Kinetic Theory and Multiscale Modeling

Submitted by Tony I Garcia on

By Jingwei Hu

About one year ago, I joined the University of Washington as an Associate Professor of Applied Mathematics. Before that, I was an Assistant and then Associate Professor in the Department of Mathematics at Purdue University, where I also held a courtesy appointment in the School of Aeronautics and Astronautics.

The past year has marked a big change in my career. While exploring the new culture and lifestyle in the Pacific Northwest, I am excited to join the Department of Applied Mathematics and start a new journey here. It has also been a busy year for me. I taught numerical linear algebra (for the first time!) in the Fall 2021 and enjoyed very much the interaction with students. From January to June 2022, I visited the Isaac Newton Institute at the University of Cambridge in England, where I co-organized the six-month scientific program “Frontiers in Kinetic Theory: connecting microscopic to macroscopic scales – KineCon”. If you are curious about what it is, here is a video interview I did with the Institute explaining the scope and objective of the program. If you would like to understand kinetic theory as a layperson, check out this nice article written for a general audience. Even though being physically in the UK for a couple of months, I was able to continue mentoring students in the UW. In particular, with AMath student Jack Coughlin (co-supervised with Prof. Uri Shumlak in Aeronautics & Astronautics), we embarked on an exciting project of developing dynamical low rank method for kinetic plasma simulations.

Now comes a little more detail about my research.

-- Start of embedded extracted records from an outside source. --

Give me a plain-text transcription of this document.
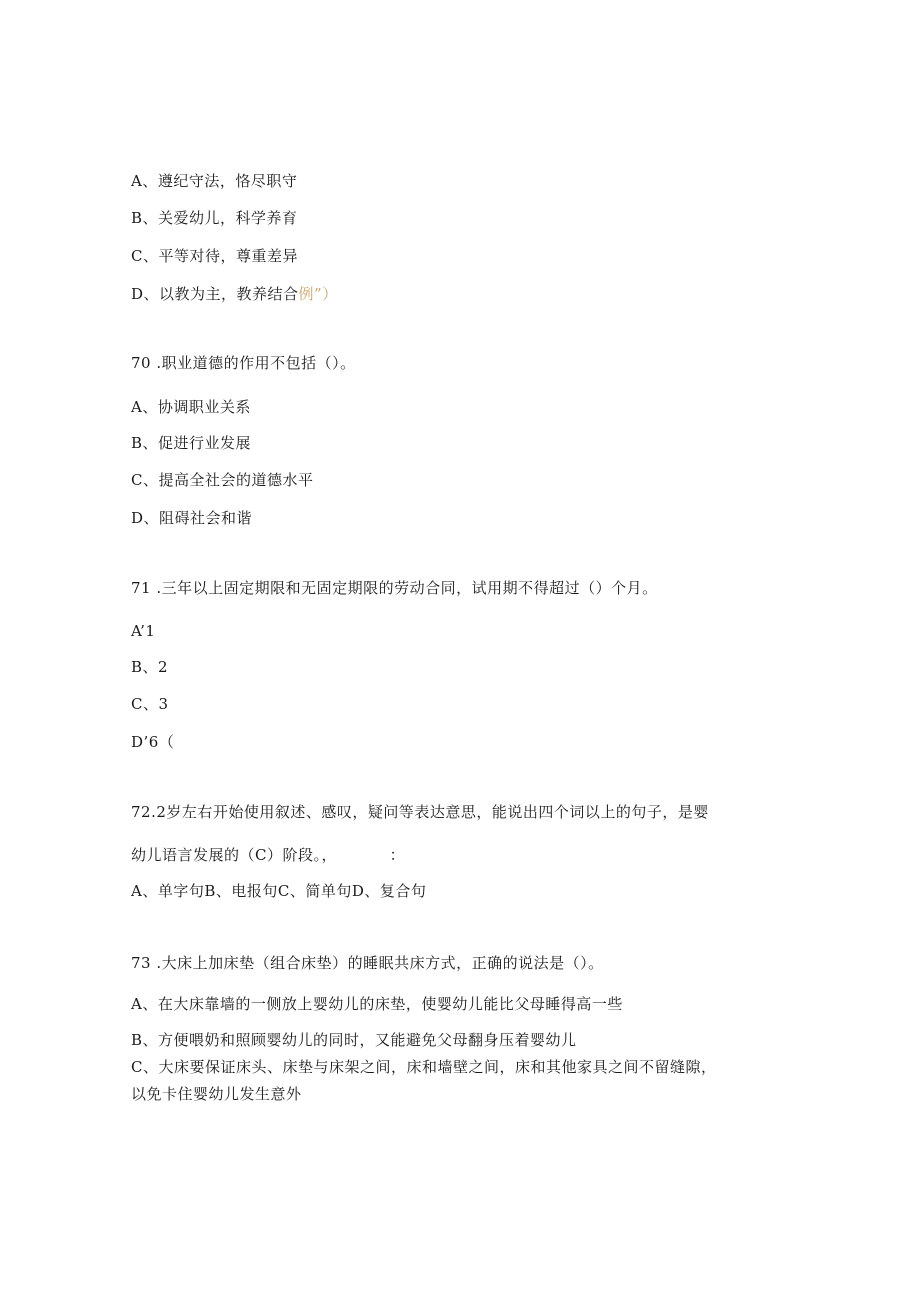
A、遵纪守法，恪尽职守
B、关爱幼儿，科学养育
C、平等对待，尊重差异
D、以教为主，教养结合例”）
70 .职业道德的作用不包括（）。
A、协调职业关系
B、促进行业发展
C、提高全社会的道德水平
D、阻碍社会和谐
71 .三年以上固定期限和无固定期限的劳动合同，试用期不得超过（）个月。
A’1
B、2
C、3
D’6（
72.2岁左右开始使用叙述、感叹，疑问等表达意思，能说出四个词以上的句子，是婴
幼儿语言发展的（C）阶段。，          ：
A、单字句B、电报句C、简单句D、复合句
73 .大床上加床垫（组合床垫）的睡眠共床方式，正确的说法是（）。
A、在大床靠墙的一侧放上婴幼儿的床垫，使婴幼儿能比父母睡得高一些
B、方便喂奶和照顾婴幼儿的同时，又能避免父母翻身压着婴幼儿
C、大床要保证床头、床垫与床架之间，床和墙壁之间，床和其他家具之间不留缝隙，
以免卡住婴幼儿发生意外
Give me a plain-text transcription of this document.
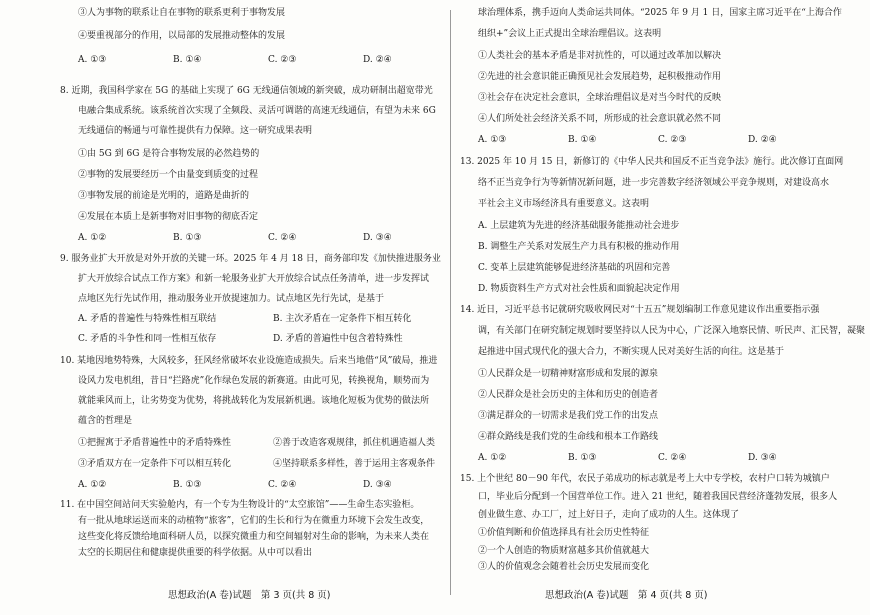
③人为事物的联系让自在事物的联系更利于事物发展
④要重视部分的作用，以局部的发展推动整体的发展
A. ①③	B. ①④	C. ②③	D. ②④
8. 近期，我国科学家在 5G 的基础上实现了 6G 无线通信领域的新突破，成功研制出超宽带光
电融合集成系统。该系统首次实现了全频段、灵活可调谐的高速无线通信，有望为未来 6G
无线通信的畅通与可靠性提供有力保障。这一研究成果表明
①由 5G 到 6G 是符合事物发展的必然趋势的
②事物的发展要经历一个由量变到质变的过程
③事物发展的前途是光明的，道路是曲折的
④发展在本质上是新事物对旧事物的彻底否定
A. ①②	B. ①③	C. ②④	D. ③④
9. 服务业扩大开放是对外开放的关键一环。2025 年 4 月 18 日，商务部印发《加快推进服务业
扩大开放综合试点工作方案》和新一轮服务业扩大开放综合试点任务清单，进一步发挥试
点地区先行先试作用，推动服务业开放提速加力。试点地区先行先试，是基于
A. 矛盾的普遍性与特殊性相互联结	B. 主次矛盾在一定条件下相互转化
C. 矛盾的斗争性和同一性相互依存	D. 矛盾的普遍性中包含着特殊性
10. 某地因地势特殊，大风较多，狂风经常破坏农业设施造成损失。后来当地借“风”破局，推进
设风力发电机组，昔日“拦路虎”化作绿色发展的新赛道。由此可见，转换视角，顺势而为
就能乘风而上，让劣势变为优势，将挑战转化为发展新机遇。该地化短板为优势的做法所
蕴含的哲理是
①把握寓于矛盾普遍性中的矛盾特殊性	②善于改造客观规律，抓住机遇造福人类
③矛盾双方在一定条件下可以相互转化	④坚持联系多样性，善于运用主客观条件
A. ①②	B. ①③	C. ②④	D. ③④
11. 在中国空间站问天实验舱内，有一个专为生物设计的“太空旅馆”——生命生态实验柜。
有一批从地球运送而来的动植物“旅客”，它们的生长和行为在微重力环境下会发生改变，
这些变化将反馈给地面科研人员，以探究微重力和空间辐射对生命的影响，为未来人类在
太空的长期居住和健康提供重要的科学依据。从中可以看出
球治理体系，携手迈向人类命运共同体。“2025 年 9 月 1 日，国家主席习近平在“上海合作
组织+”会议上正式提出全球治理倡议。这表明
①人类社会的基本矛盾是非对抗性的，可以通过改革加以解决
②先进的社会意识能正确预见社会发展趋势，起积极推动作用
③社会存在决定社会意识，全球治理倡议是对当今时代的反映
④人们所处社会经济关系不同，所形成的社会意识就必然不同
A. ①③	B. ①④	C. ②③	D. ②④
13. 2025 年 10 月 15 日，新修订的《中华人民共和国反不正当竞争法》施行。此次修订直面网
络不正当竞争行为等新情况新问题，进一步完善数字经济领域公平竞争规则，对建设高水
平社会主义市场经济具有重要意义。这表明
A. 上层建筑为先进的经济基础服务能推动社会进步
B. 调整生产关系对发展生产力具有积极的推动作用
C. 变革上层建筑能够促进经济基础的巩固和完善
D. 物质资料生产方式对社会性质和面貌起决定作用
14. 近日，习近平总书记就研究吸收网民对“十五五”规划编制工作意见建议作出重要指示强
调，有关部门在研究制定规划时要坚持以人民为中心，广泛深入地察民情、听民声、汇民智，凝聚
起推进中国式现代化的强大合力，不断实现人民对美好生活的向往。这是基于
①人民群众是一切精神财富形成和发展的源泉
②人民群众是社会历史的主体和历史的创造者
③满足群众的一切需求是我们党工作的出发点
④群众路线是我们党的生命线和根本工作路线
A. ①②	B. ①③	C. ②④	D. ③④
15. 上个世纪 80－90 年代，农民子弟成功的标志就是考上大中专学校，农村户口转为城镇户
口，毕业后分配到一个国营单位工作。进入 21 世纪，随着我国民营经济蓬勃发展，很多人
创业做生意、办工厂，过上好日子，走向了成功的人生。这体现了
①价值判断和价值选择具有社会历史性特征
②一个人创造的物质财富越多其价值就越大
③人的价值观念会随着社会历史发展而变化
思想政治(A 卷)试题　第 3 页(共 8 页)	思想政治(A 卷)试题　第 4 页(共 8 页)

The world around us is inherently multiscale, in both space and time. To describe the dynamics of a complex system that is comprised of a large number of particles, one can use Newton’s second law (assume we ignore the quantum effects) to track the position and velocity of each individual particle. However, this is very expensive or even unnecessary if we are mainly interested in the averaging behavior of the system. On the other hand, one can take a much higher level viewpoint by just looking at the continuum description of the system (say, density, temperature, pressure, etc.). But this coarse graining process often turned out to be too rough as many fine details of the system are lost. Kinetic theory, which models the evolution of the probability density function in the phase space, exactly bridges the microscopic Newtonian mechanics and macroscopic continuum mechanics and is an indispensable building block in multiscale modeling hierarchy (see Figure 1). Applications of kinetic theory range across many disciplines in science and engineering, such as rarefied gas dynamics, electron/photon/neutron transport, plasma physics, collective behavior of biological and social systems, to name a few.

My research is mainly focused on the development and analysis of numerical methods for problems and equations lying at the center of kinetic theory. Over the past few years, I have developed 1) fast algorithms for collision operators (high-dimensional, nonlinear, nonlocal integral operators modeling particle collisions) which have resulted in highly efficient and accurate solver for the Boltzmann type kinetic equations; 2) structure-preserving numerical schemes for various kinetic equations to preserve their intrinsic physical structure such as positivity, conservation, and entropy decay; 3) multiscale numerical methods for kinetic equations connecting to microscopic or macroscopic scales in a seamless way. While continuing pursuing these directions, some of my current and future research interests include 1) dynamical low-rank method for solving high-dimensional kinetic equations; 2) deterministic and stochastic particle method for complex systems; 3) kinetic model reduction combining traditional and machine learning techniques.

As an applied mathematician, one important aspect of my work is the interplay between mathematics, engineering, and computational science; and I always enjoy the interdisciplinary collaborations that combine these fields. I look forward to working with UW students and faculty for many years to come.